Local Leaders Discuss Housing in Cap-to-Cap Trip

WASHINGTON -- Sacramento Mayor Darrell Steinberg describes the housing debacle plaguing the state right now as an existential crisis.

He made those remarks Tuesday in front of a crowd of city and business leaders from the Sacramento region who are in Washington, D.C. asking federal lawmakers for help on projects benefiting the area.

"We have an opportunity to connect the great Sacramento renaissance to everybody, including those who too often feel left out," Steinberg said.

It’s a problem many cities are grappling with. People with nowhere to go because they simply can’t afford to put a roof over their head.

"In the last five years we've had a 100 percent increase in home values in Sacramento. And all that's doing is pushing our lower income and our more vulnerable people further and further to the edge and further and further to being likely to not be able to afford an apartment, living in their car," Rancho Cordova City Councilman Donald Terry said.

It's a sad domino effect with life-altering consequences for families.

“After a few years, it's harder and harder to get them back into mainstream housing and to keep a job, keep your kids in school, to stay off of substances," Terry said.

Terry says that trend is not sustainable. “In housing units for low-income people, middle-income families, we're seeing some of the largest rent increases in the country," he said.

Many ask how the state got into this position and who, if anyone, is to blame.

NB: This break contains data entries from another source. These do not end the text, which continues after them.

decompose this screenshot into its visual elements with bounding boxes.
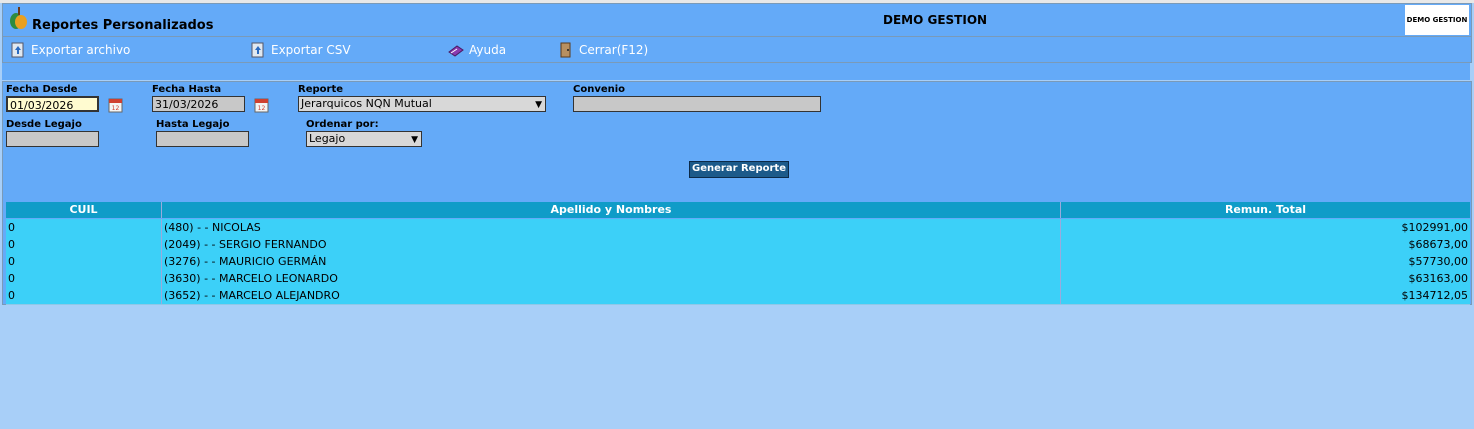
cell-name: (2049) - - SERGIO FERNANDO xyxy=(162,236,1061,253)
svg-text:12: 12 xyxy=(112,105,120,112)
fecha-desde-input[interactable]: 01/03/2026 xyxy=(6,96,99,112)
cell-name: (3652) - - MARCELO ALEJANDRO xyxy=(162,287,1061,304)
desde-legajo-input[interactable] xyxy=(6,131,99,147)
fecha-desde-label: Fecha Desde xyxy=(6,84,78,95)
export-file-label: Exportar archivo xyxy=(31,43,131,57)
cell-total: $57730,00 xyxy=(1408,255,1469,268)
ordenar-label: Ordenar por: xyxy=(306,119,379,130)
column-header-total[interactable]: Remun. Total xyxy=(1061,202,1470,218)
app-logo-icon xyxy=(10,7,27,29)
cell-cuil: 0 xyxy=(6,253,162,270)
export-csv-icon xyxy=(251,42,264,58)
table-row[interactable]: 0 (480) - - NICOLAS $102991,00 xyxy=(6,219,1470,237)
cell-cuil: 0 xyxy=(6,219,162,236)
cell-total: $63163,00 xyxy=(1408,272,1469,285)
filter-panel: Fecha Desde 01/03/2026 12 Fecha Hasta 31… xyxy=(2,81,1472,305)
close-door-icon xyxy=(560,42,571,58)
cell-cuil: 0 xyxy=(6,236,162,253)
chevron-down-icon: ▼ xyxy=(535,100,542,110)
table-row[interactable]: 0 (2049) - - SERGIO FERNANDO $68673,00 xyxy=(6,236,1470,254)
company-logo: DEMO GESTION xyxy=(1405,5,1469,35)
convenio-input[interactable] xyxy=(573,96,821,112)
page-title: Reportes Personalizados xyxy=(32,18,214,33)
reporte-select[interactable]: Jerarquicos NQN Mutual ▼ xyxy=(298,96,546,112)
table-row[interactable]: 0 (3630) - - MARCELO LEONARDO $63163,00 xyxy=(6,270,1470,288)
cell-total: $102991,00 xyxy=(1401,221,1468,234)
cell-name: (3630) - - MARCELO LEONARDO xyxy=(162,270,1061,287)
close-label: Cerrar(F12) xyxy=(579,43,649,57)
toolbar: Exportar archivo Exportar CSV Ayuda Cerr… xyxy=(2,36,1472,63)
fecha-hasta-input[interactable]: 31/03/2026 xyxy=(152,96,245,112)
cell-name: (3276) - - MAURICIO GERMÁN xyxy=(162,253,1061,270)
separator-strip xyxy=(2,63,1470,80)
export-csv-label: Exportar CSV xyxy=(271,43,351,57)
help-book-icon xyxy=(448,45,464,57)
help-label: Ayuda xyxy=(469,43,507,57)
column-header-name[interactable]: Apellido y Nombres xyxy=(162,202,1061,218)
chevron-down-icon: ▼ xyxy=(411,135,418,145)
desde-legajo-label: Desde Legajo xyxy=(6,119,82,130)
table-row[interactable]: 0 (3652) - - MARCELO ALEJANDRO $134712,0… xyxy=(6,287,1470,305)
export-file-icon xyxy=(11,42,24,58)
cell-name: (480) - - NICOLAS xyxy=(162,219,1061,236)
ordenar-select-value: Legajo xyxy=(309,132,346,145)
svg-text:12: 12 xyxy=(258,105,266,112)
reporte-label: Reporte xyxy=(298,84,344,95)
fecha-hasta-label: Fecha Hasta xyxy=(152,84,222,95)
calendar-icon[interactable]: 12 xyxy=(253,96,271,114)
column-header-cuil[interactable]: CUIL xyxy=(6,202,162,218)
convenio-label: Convenio xyxy=(573,84,626,95)
table-header: CUIL Apellido y Nombres Remun. Total xyxy=(6,202,1470,218)
cell-cuil: 0 xyxy=(6,270,162,287)
company-name: DEMO GESTION xyxy=(883,13,988,27)
header-bar: Reportes Personalizados DEMO GESTION DEM… xyxy=(2,3,1472,37)
reporte-select-value: Jerarquicos NQN Mutual xyxy=(301,97,432,110)
calendar-icon[interactable]: 12 xyxy=(107,96,125,114)
hasta-legajo-input[interactable] xyxy=(156,131,249,147)
generate-report-button[interactable]: Generar Reporte xyxy=(689,161,789,178)
cell-total: $134712,05 xyxy=(1401,289,1468,302)
hasta-legajo-label: Hasta Legajo xyxy=(156,119,230,130)
cell-total: $68673,00 xyxy=(1408,238,1469,251)
ordenar-select[interactable]: Legajo ▼ xyxy=(306,131,422,147)
table-row[interactable]: 0 (3276) - - MAURICIO GERMÁN $57730,00 xyxy=(6,253,1470,271)
cell-cuil: 0 xyxy=(6,287,162,304)
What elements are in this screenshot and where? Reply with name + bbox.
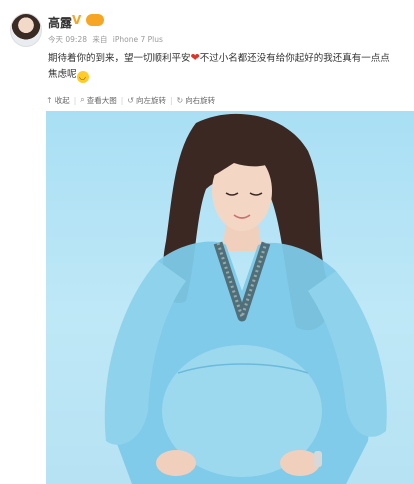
toolbar-divider: | <box>120 95 124 105</box>
post-time[interactable]: 今天 09:28 <box>48 35 87 44</box>
collapse-label: 收起 <box>54 95 70 105</box>
vip-badge-icon <box>86 14 104 26</box>
rotate-left-button[interactable]: ↺ 向左旋转 <box>127 95 166 106</box>
post-text-line-2: 焦虑呢 ◡ <box>48 67 414 83</box>
arrow-up-icon: ↑ <box>46 95 53 105</box>
weibo-post: 高露 V 今天 09:28 来自 iPhone 7 Plus 期待着你的到来，望… <box>0 0 414 484</box>
post-source[interactable]: iPhone 7 Plus <box>113 35 163 44</box>
avatar[interactable] <box>10 13 42 47</box>
post-text-segment-2: 不过小名都还没有给你起好的我还真有一点点 <box>199 53 390 64</box>
rotate-left-label: 向左旋转 <box>135 95 166 105</box>
rotate-right-button[interactable]: ↻ 向右旋转 <box>176 95 215 106</box>
red-heart-icon: ❤ <box>190 51 200 64</box>
rotate-right-label: 向右旋转 <box>185 95 216 105</box>
collapse-button[interactable]: ↑ 收起 <box>46 95 70 106</box>
hand-left <box>156 450 196 476</box>
view-large-button[interactable]: ⌕ 查看大图 <box>80 95 116 106</box>
post-text-segment-1: 期待着你的到来，望一切顺利平安 <box>48 53 191 64</box>
rotate-left-icon: ↺ <box>127 95 134 105</box>
post-text-line-1: 期待着你的到来，望一切顺利平安❤不过小名都还没有给你起好的我还真有一点点 <box>48 50 414 67</box>
smile-emoji-icon: ◡ <box>76 71 89 83</box>
username[interactable]: 高露 <box>48 14 72 31</box>
image-toolbar: ↑ 收起 | ⌕ 查看大图 | ↺ 向左旋转 | ↻ 向右旋转 <box>46 92 215 108</box>
post-text: 期待着你的到来，望一切顺利平安❤不过小名都还没有给你起好的我还真有一点点 焦虑呢… <box>48 50 414 84</box>
toolbar-divider: | <box>73 95 77 105</box>
maternity-photo-illustration <box>104 113 387 484</box>
toolbar-divider: | <box>169 95 173 105</box>
rotate-right-icon: ↻ <box>176 95 184 105</box>
verified-badge-icon: V <box>72 13 82 27</box>
post-meta: 今天 09:28 来自 iPhone 7 Plus <box>48 34 166 45</box>
magnifier-icon: ⌕ <box>80 95 85 104</box>
post-text-segment-3: 焦虑呢 <box>48 69 77 80</box>
bracelet <box>314 451 322 467</box>
view-large-label: 查看大图 <box>86 95 117 105</box>
post-source-prefix: 来自 <box>92 35 108 44</box>
post-photo[interactable] <box>46 111 414 484</box>
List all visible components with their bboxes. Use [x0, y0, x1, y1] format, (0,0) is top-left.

Republican California Congressman Tom McClintock has strong answers to those questions.

"This is entirely the fault of local and state politicians who have imposed all of these costs on our housing supply and constricted that supply and it forced prices through the roof," McClintock said.

He also says federal regulation is a problem and is a common theme during meetings with Capitol-to-Capitol members who have stopped by his office, outlining the needs of the Sacramento region.

"The pitches that we are hearing right now are not so much over money but, 'Please get the federal government out of the way so that we can proceed with infrastructure projects we already have financed are ready to go,'" McClintock said.

McClintock is specifically calling out the Army Corps of Engineers.

"Its Sacramento office has been the biggest single impediment to economic development and infrastructure construction that I know of in our region," he said.

McClintock says the Trump administration is on the right path when it comes to deregulation. Steinberg also alluded to making an announcement on a housing plan in the coming weeks.